GLENCOE, IL (April 11, 2017) — The Chicago Botanic Garden has earned the top rating of Platinum LEED (Leadership in Energy and Environmental Design) from the U.S. Green Building Council (USGBC) for the Learning Center on the Regenstein Learning Campus. It is the first LEED Platinum-certified building named in the Chicago area in 2017. Out of 51,875 projects in the United States that earned LEED status since 2004, only 10.7 percent have been awarded “platinum” recognition, the highest certification level available.
“We are an organization that cares deeply about conservation and sustainability. When it comes to our buildings, we embrace energy-efficient practices that mitigate environmental impact,” said Jean M. Franczyk, president and CEO of the Chicago Botanic Garden.
The 26,700-square-foot Learning Center, which opened in September 2016, received points in seven categories including sustainable sites, water efficiency, energy & atmosphere, material & resources, indoor environmental quality, innovation and design process and regional priority credits.
Points earned include the following:
Innovation and Design Process
The Garden earned all six points in this category. Special windows were installed to deter bird collisions. The Garden maximized the use of open space, and renewable energy, and instituted a green cleaning policy. Ninety-five percent of construction waste was diverted.
Energy and Atmosphere
The Garden earned 35 out of a possible 35 points for this category. Solar photovoltaic panels on the roof of the building provide 16 percent of the power needed to operate the Learning Center. Energy-efficient lighting, mechanical equipment, insulation of exterior walls and roof, windows made with bird-protection glass that are low-E and high-performance, and air lock vestibules at main entrances contributed points towards the Platinum LEED certification. The building received 19 credits for optimized energy performance by providing a 48 percent energy cost reduction from a standard “classroom” building.
· Site Selection, Development Density and Community Connectivity
· Alternative Transportation: No additional parking spaces were added; bike racks and changing room encourage biking to work.
· Site Development: The design of the building maximizes open space. The erosion and sedimentation plan involved silt fencing, sediment traps and basins to prevent pollution of the surrounding area.
· Stormwater Design: Rainwater is captured and used to water gardens.
· Heat Island Effect: Reduction of heat absorption due to light-colored materials in paving and roofing.

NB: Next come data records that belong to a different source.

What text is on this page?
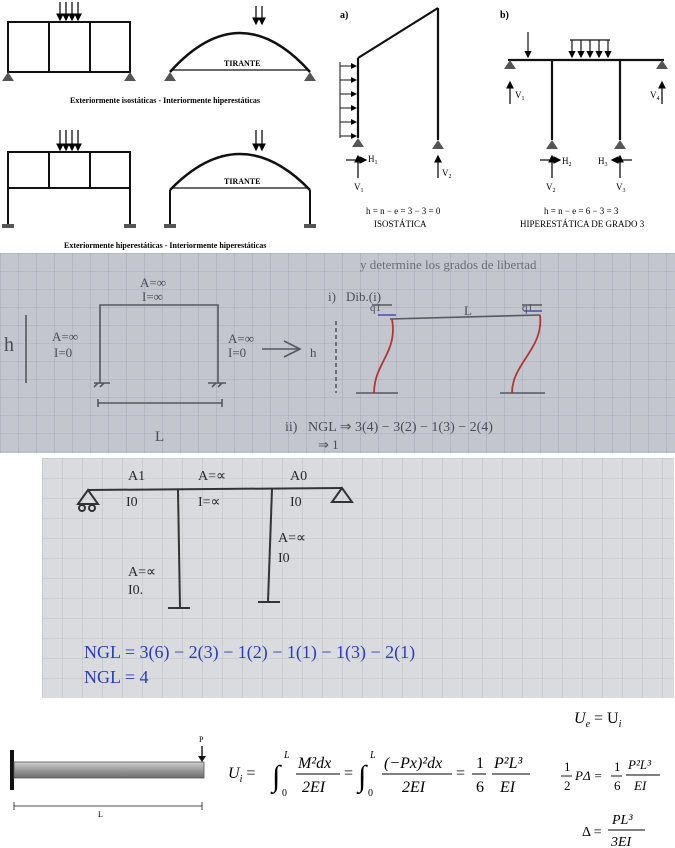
TIRANTE
Exteriormente isostáticas - Interiormente hiperestáticas
TIRANTE
Exteriormente hiperestáticas - Interiormente hiperestáticas
a)
$H_1$
$V_1$
$V_2$
h = n − e = 3 − 3 = 0
ISOSTÁTICA
b)
$V_1$	$V_4$
$H_2$	$H_3$
$V_2$	$V_3$
h = n − e = 6 − 3 = 3
HIPERESTÁTICA DE GRADO 3
y determine los grados de libertad
A=∞
I=∞
A=∞
I=0
A=∞
I=0
h	h
L
i) Dib.(i)
q1	q1
L
ii) NGL ⇒ 3(4) − 3(2) − 1(3) − 2(4)
⇒ 1
A1
I0
A=∝
I=∝
A0
I0
A=∝
I0.
A=∝
I0
NGL = 3(6) − 2(3) − 1(2) − 1(1) − 1(3) − 2(1)
NGL = 4
P
L
$U_e = U_i$
$U_i$ = ∫
L
0
M²dx
2EI
= ∫
L
0
(−Px)²dx
2EI
=
1
6
P²L³
EI
1
2
PΔ =
1
6
P²L³
EI
Δ =
PL³
3EI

· Light Pollution Reduction
A rainwater capture and storage system collects rainwater from the building’s roof. The water is used for watering the gardens that surround the building. No potable water is used for irrigation. The building uses 40 percent less water through the use of low-flow plumbing fixtures and valves.
Materials and Resources
Ninety-five percent of construction waste was diverted from disposal. Regional and recycled building materials were used.
Indoor Environmental Quality
The building provides views and natural daylight to 90 percent of the regularly occupied spaces through the use of ribbon windows throughout and light scoops in the public and classroom spaces on the first floor. Lighting control systems were installed in all rooms to turn off and dim lights when spaces are unoccupied or if there is sufficient daylight in the space.
Paints and coatings, adhesives and sealants and composite wood and agrifiber products were selected to have no or low Volatile Organic Compounds. Ductwork parts were kept sealed before installation so that they would be clean and dust free when installed.
The Learning Center was designed by Booth Hansen & Associates, a full-service Chicago architecture, interior design and planning firm founded in 1980 by architect Laurence Booth. Experts from the Rocky Mountain Institute provided sustainability input. Renowned landscape architect Mikyoung Kim provided the concept vision for the Nature Play Garden; Jacobs/Ryan Associates adapted the design, which incorporates native plants. ESD was the MEP (mechanical, electrical and plumbing) engineer; Gewalt Hamilton Associates was the civil engineer; Turner Construction was the contractor.